I use photographs I take throughout the day to put perspective on life. It’s a strange way to think, but in a hectic world, it’s a way to grab fleeting thoughts and contemplate what is happening around me.
These photos guide me though these blog posts and I hope they add clarity for the reader. I hope they and more than the usual rideshare promotional posts that say “SIGN UP AND USE MY CODE”. 🙂
Coffee. It’s important.
If you’re leaving the comfort of a salary or steady hourly job to pursue your own endeavors, sacrifices will be made. Choose your vice. Keeping an affordable luxury or comfort is not a bad idea. I’ve given up drinking and smoking, so expensive coffee isn’t that bad. It adds clarity to the day, it’s enjoyable, and it’s not that expensive.
It doesn’t have to be coffee, but pick your vice if you need one.
You Are NOT A Partner
Rideshare companies provide a business platform for drivers to operate with. Drivers must meet the requirements, abide by the platform rules, and pay fees to utilize the platform. The rideshare company or the driver can terminate the business relationship at any time. You are not a partner.
This is important to remember because it changes the way you operate. The rideshare companies use all sorts of Jedi mind tricks to get you to think that you’re partners, but there is no partnership agreement whatsoever. You are no more a partner with the rideshare company than you are a partner with the airport. Both are important to your business, but the partnership idea is a fallacy.

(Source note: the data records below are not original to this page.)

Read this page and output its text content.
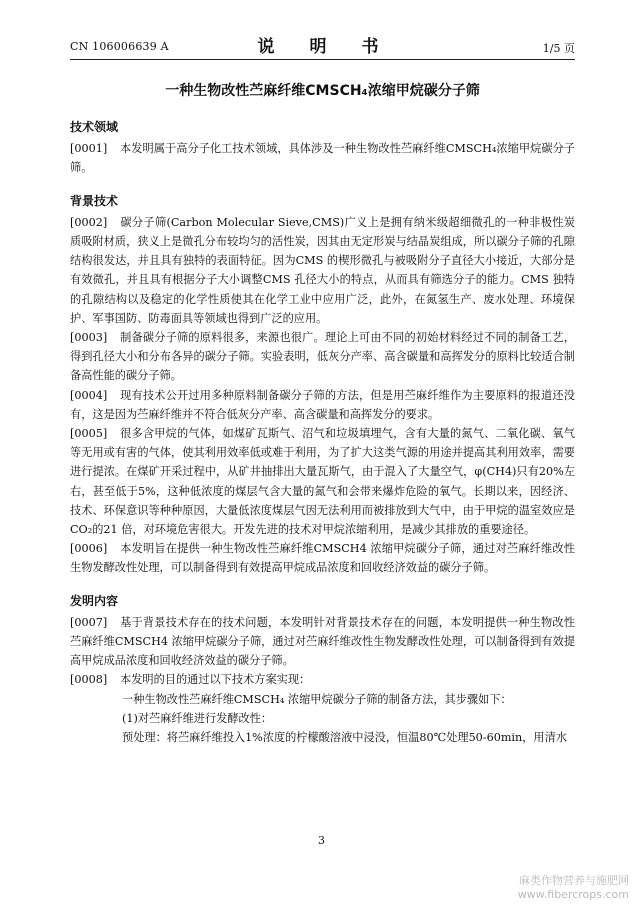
CN 106006639 A	说　明　书	1/5 页
一种生物改性苎麻纤维CMSCH₄浓缩甲烷碳分子筛
技术领域

[0001] 本发明属于高分子化工技术领域，具体涉及一种生物改性苎麻纤维CMSCH₄浓缩甲烷碳分子筛。

背景技术

[0002] 碳分子筛(Carbon Molecular Sieve,CMS)广义上是拥有纳米级超细微孔的一种非极性炭质吸附材质，狭义上是微孔分布较均匀的活性炭，因其由无定形炭与结晶炭组成，所以碳分子筛的孔隙结构很发达，并且具有独特的表面特征。因为CMS 的楔形微孔与被吸附分子直径大小接近，大部分是有效微孔，并且具有根据分子大小调整CMS 孔径大小的特点，从而具有筛选分子的能力。CMS 独特的孔隙结构以及稳定的化学性质使其在化学工业中应用广泛，此外，在氮氢生产、废水处理、环境保护、军事国防、防毒面具等领域也得到广泛的应用。

[0003] 制备碳分子筛的原料很多，来源也很广。理论上可由不同的初始材料经过不同的制备工艺，得到孔径大小和分布各异的碳分子筛。实验表明，低灰分产率、高含碳量和高挥发分的原料比较适合制备高性能的碳分子筛。

[0004] 现有技术公开过用多种原料制备碳分子筛的方法，但是用苎麻纤维作为主要原料的报道还没有，这是因为苎麻纤维并不符合低灰分产率、高含碳量和高挥发分的要求。

[0005] 很多含甲烷的气体，如煤矿瓦斯气、沼气和垃圾填埋气，含有大量的氮气、二氧化碳、氧气等无用或有害的气体，使其利用效率低或难于利用，为了扩大这类气源的用途并提高其利用效率，需要进行提浓。在煤矿开采过程中，从矿井抽排出大量瓦斯气，由于混入了大量空气，φ(CH4)只有20%左右，甚至低于5%，这种低浓度的煤层气含大量的氮气和会带来爆炸危险的氧气。长期以来，因经济、技术、环保意识等种种原因，大量低浓度煤层气因无法利用而被排放到大气中，由于甲烷的温室效应是CO₂的21 倍，对环境危害很大。开发先进的技术对甲烷浓缩利用，是减少其排放的重要途径。

[0006] 本发明旨在提供一种生物改性苎麻纤维CMSCH4 浓缩甲烷碳分子筛，通过对苎麻纤维改性生物发酵改性处理，可以制备得到有效提高甲烷成品浓度和回收经济效益的碳分子筛。

发明内容

[0007] 基于背景技术存在的技术问题，本发明针对背景技术存在的问题，本发明提供一种生物改性苎麻纤维CMSCH4 浓缩甲烷碳分子筛，通过对苎麻纤维改性生物发酵改性处理，可以制备得到有效提高甲烷成品浓度和回收经济效益的碳分子筛。

[0008] 本发明的目的通过以下技术方案实现：

一种生物改性苎麻纤维CMSCH₄ 浓缩甲烷碳分子筛的制备方法，其步骤如下：

(1)对苎麻纤维进行发酵改性：

预处理：将苎麻纤维投入1%浓度的柠檬酸溶液中浸没，恒温80℃处理50-60min，用清水

3
麻类作物营养与施肥网
www.fibercrops.com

Rideshare companies provide a service and you are buying that service from them. Run your business accordingly. Your customers are the passengers.
Coyotes And Business
Many think of the roadrunner cartoons when coyotes are mentioned. The cartoon was very false though. Coyotes would not try for the same prey over and over while failing at every attempt. They are highly adaptable. They can group up and take down a bison or survive alone by eating rodents and insects.

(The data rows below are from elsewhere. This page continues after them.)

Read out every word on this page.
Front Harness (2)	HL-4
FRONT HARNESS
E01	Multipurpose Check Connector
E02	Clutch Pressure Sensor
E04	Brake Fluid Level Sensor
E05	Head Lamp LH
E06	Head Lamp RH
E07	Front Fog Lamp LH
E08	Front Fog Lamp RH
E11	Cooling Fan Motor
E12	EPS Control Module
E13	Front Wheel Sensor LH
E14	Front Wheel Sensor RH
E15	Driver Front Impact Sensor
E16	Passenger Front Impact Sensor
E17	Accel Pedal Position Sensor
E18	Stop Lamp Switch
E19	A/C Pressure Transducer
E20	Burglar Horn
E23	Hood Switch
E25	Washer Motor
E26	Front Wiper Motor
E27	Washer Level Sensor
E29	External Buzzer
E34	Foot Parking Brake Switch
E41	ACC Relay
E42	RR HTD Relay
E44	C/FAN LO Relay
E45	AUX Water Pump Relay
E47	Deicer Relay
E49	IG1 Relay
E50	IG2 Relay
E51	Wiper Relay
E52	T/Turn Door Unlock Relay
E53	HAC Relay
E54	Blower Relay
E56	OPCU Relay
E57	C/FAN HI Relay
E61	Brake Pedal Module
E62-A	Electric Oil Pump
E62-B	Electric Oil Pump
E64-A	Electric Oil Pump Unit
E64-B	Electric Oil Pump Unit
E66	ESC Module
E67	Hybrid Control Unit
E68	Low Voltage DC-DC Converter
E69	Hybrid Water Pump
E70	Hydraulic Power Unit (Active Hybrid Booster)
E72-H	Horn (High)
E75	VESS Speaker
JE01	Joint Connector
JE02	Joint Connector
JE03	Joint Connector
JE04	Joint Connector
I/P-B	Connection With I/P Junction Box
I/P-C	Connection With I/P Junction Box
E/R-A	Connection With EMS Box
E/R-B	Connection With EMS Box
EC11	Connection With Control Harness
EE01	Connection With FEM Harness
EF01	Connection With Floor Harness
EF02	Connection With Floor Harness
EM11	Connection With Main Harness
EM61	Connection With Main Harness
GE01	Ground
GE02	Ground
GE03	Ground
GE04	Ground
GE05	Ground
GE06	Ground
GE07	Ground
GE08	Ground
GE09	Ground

What does this have to do with business? I watched the coyote in the field at the airport and noticed him surviving just fine in frigid temperatures. He blended in well with the field and most didn’t even notice him. That type of toughness, tenacity, intelligence, and adaptability is what a person needs to survive in rideshare and many other new businesses that are being created with new technology.
Of course, we’re not killing anything. We’re just giving people rides for a fee. The parallel I’m drawing is how we act and think to create a profit in a world where the environment we operate is constantly changing and out of our control.

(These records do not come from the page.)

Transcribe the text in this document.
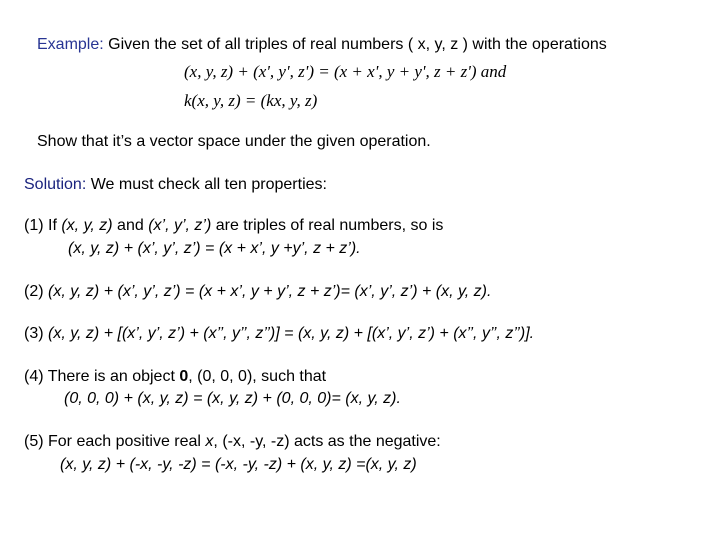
Example: Given the set of all triples of real numbers ( x, y, z ) with the operations
(x, y, z) + (x', y', z') = (x + x', y + y', z + z') and
k(x, y, z) = (kx, y, z)
Show that it’s a vector space under the given operation.
Solution: We must check all ten properties:
(1) If (x, y, z) and (x’, y’, z’) are triples of real numbers, so is
(x, y, z) + (x’, y’, z’) = (x + x’, y +y’, z + z’).
(2) (x, y, z) + (x’, y’, z’) = (x + x’, y + y’, z + z’)= (x’, y’, z’) + (x, y, z).
(3) (x, y, z) + [(x’, y’, z’) + (x’’, y’’, z’’)] = (x, y, z) + [(x’, y’, z’) + (x’’, y’’, z’’)].
(4) There is an object 0, (0, 0, 0), such that
(0, 0, 0) + (x, y, z) = (x, y, z) + (0, 0, 0)= (x, y, z).
(5) For each positive real x, (-x, -y, -z) acts as the negative:
(x, y, z) + (-x, -y, -z) = (-x, -y, -z) + (x, y, z) =(x, y, z)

Conclusion Of These Thoughts
These thoughts are a bit dramatic. All that I’m really doing is giving people a ride for a small fee. Turning that into a profitable business though is a bit more dramatic.
For part-time, small-scale operation, ridesharing is currently a great venture. For a full-time endeavor, it takes more. How you use the platforms provided are up to you, but it will take more than just using a rideshare platform and following the rideshare company lead to produce a sizable income.
On a personal level, I’m excited to have a business that allows me to be outside and make my own decisions. The business mindset is developing quickly in order to produce profits.